Much as he is flattered by the comparison with Ballesteros, Champion Golfer of the Year in 1979, 1984 and 1988, he feels that his late countryman was a one-off. “I've seen every video on YouTube that you can of Seve,” he said. “I've seen his video here in '76, his one winning in '79 (at Royal Lytham & St Annes) about a million times, how he plays the back nine without hitting the fairway and makes four under par. It's absolutely unbelievable.
“I'm never going to be Seve. Seve was so unique, so special. To be honest, if we ever see someone like him again it is going to be someone very, very special. Because what he did was special for Spanish golf and the Spanish community. He opened so many doors.

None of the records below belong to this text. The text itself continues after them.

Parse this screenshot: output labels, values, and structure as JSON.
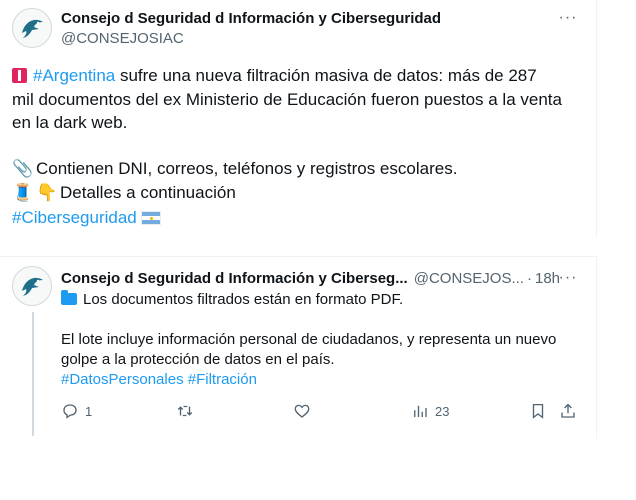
{
  "tweet1": {
    "author_name": "Consejo d Seguridad d Información y Ciberseguridad",
    "handle": "@CONSEJOSIAC",
    "line1_hashtag": "#Argentina",
    "line1_text": " sufre una nueva filtración masiva de datos: más de 287",
    "line2": "mil documentos del ex Ministerio de Educación fueron puestos a la venta",
    "line3": "en la dark web.",
    "line4": "Contienen DNI, correos, teléfonos y registros escolares.",
    "line5": "Detalles a continuación",
    "hashtag": "#Ciberseguridad",
    "emoji_clip": "📎",
    "emoji_thread": "🧵",
    "emoji_point": "👇"
  },
  "tweet2": {
    "author_name": "Consejo d Seguridad d Información y Ciberseg...",
    "handle": "@CONSEJOS...",
    "dot": "·",
    "time": "18h",
    "line1": "Los documentos filtrados están en formato PDF.",
    "line2": "El lote incluye información personal de ciudadanos, y representa un nuevo",
    "line3": "golpe a la protección de datos en el país.",
    "hashtags": "#DatosPersonales #Filtración",
    "reply_count": "1",
    "view_count": "23"
  },
  "more_icon": "···",
  "colors": {
    "link": "#1d9bf0",
    "muted": "#536471",
    "text": "#0f1419"
  }
}
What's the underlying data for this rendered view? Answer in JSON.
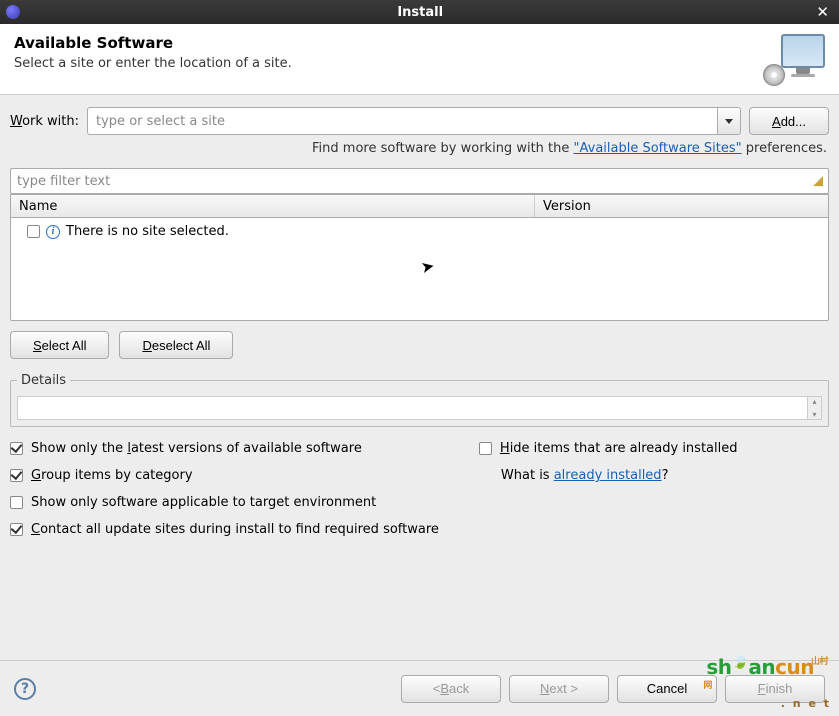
{
  "titlebar": {
    "title": "Install"
  },
  "header": {
    "title": "Available Software",
    "subtitle": "Select a site or enter the location of a site."
  },
  "workwith": {
    "label_pre": "W",
    "label_post": "ork with:",
    "placeholder": "type or select a site",
    "add_label_pre": "A",
    "add_label_post": "dd..."
  },
  "hint": {
    "prefix": "Find more software by working with the ",
    "link": "\"Available Software Sites\"",
    "suffix": " preferences."
  },
  "filter": {
    "placeholder": "type filter text"
  },
  "table": {
    "col_name": "Name",
    "col_version": "Version",
    "empty_msg": "There is no site selected."
  },
  "buttons": {
    "select_all_pre": "S",
    "select_all_post": "elect All",
    "deselect_all_pre": "D",
    "deselect_all_post": "eselect All"
  },
  "details": {
    "legend": "Details"
  },
  "options": {
    "latest_pre": "Show only the ",
    "latest_u": "l",
    "latest_post": "atest versions of available software",
    "group_pre": "G",
    "group_post": "roup items by category",
    "applicable": "Show only software applicable to target environment",
    "contact_pre": "C",
    "contact_post": "ontact all update sites during install to find required software",
    "hide_pre": "H",
    "hide_post": "ide items that are already installed",
    "what_prefix": "What is ",
    "what_link": "already installed",
    "what_suffix": "?"
  },
  "footer": {
    "back_pre": "< ",
    "back_u": "B",
    "back_post": "ack",
    "next_pre": "N",
    "next_post": "ext >",
    "cancel": "Cancel",
    "finish_pre": "F",
    "finish_post": "inish"
  },
  "checked": {
    "latest": true,
    "group": true,
    "applicable": false,
    "contact": true,
    "hide": false
  }
}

“When I'm compared to him it's really beautiful to hear those words. To see the hopes people have in me, it's amazing. I try to take it as a positive and embrace it. He's a great idol of mine and I try to emulate a lot of things he used to do. A lot of that is the inspirational power he had, the way he brought masses together and people together. If I could do a quarter of what he did, I'd probably be satisfied with my career.”
Too young to have seen Seve in his prime, Rahm used Tiger Woods and Phil Mickelson as his ‘reference’ points growing up. “Every player (of) my age tried to copy some of what Tiger did because of how dominant he was. I'm not sure anybody is going to come close to that, but we all try to,” he explained.
“Luckily for me, I don't have to face Tiger Woods in the prime of his career. But there are a lot of other players who can play high quality golf. I'm still only 22 and whatever it takes, if it takes 85 tries to win a major, I'll still be happy with that.”
If his win at the Irish Open is anything to go by, Rahm’s wait may not be that long. “I played close to my best (and) it gives me a lot of confidence heading into a week like this.”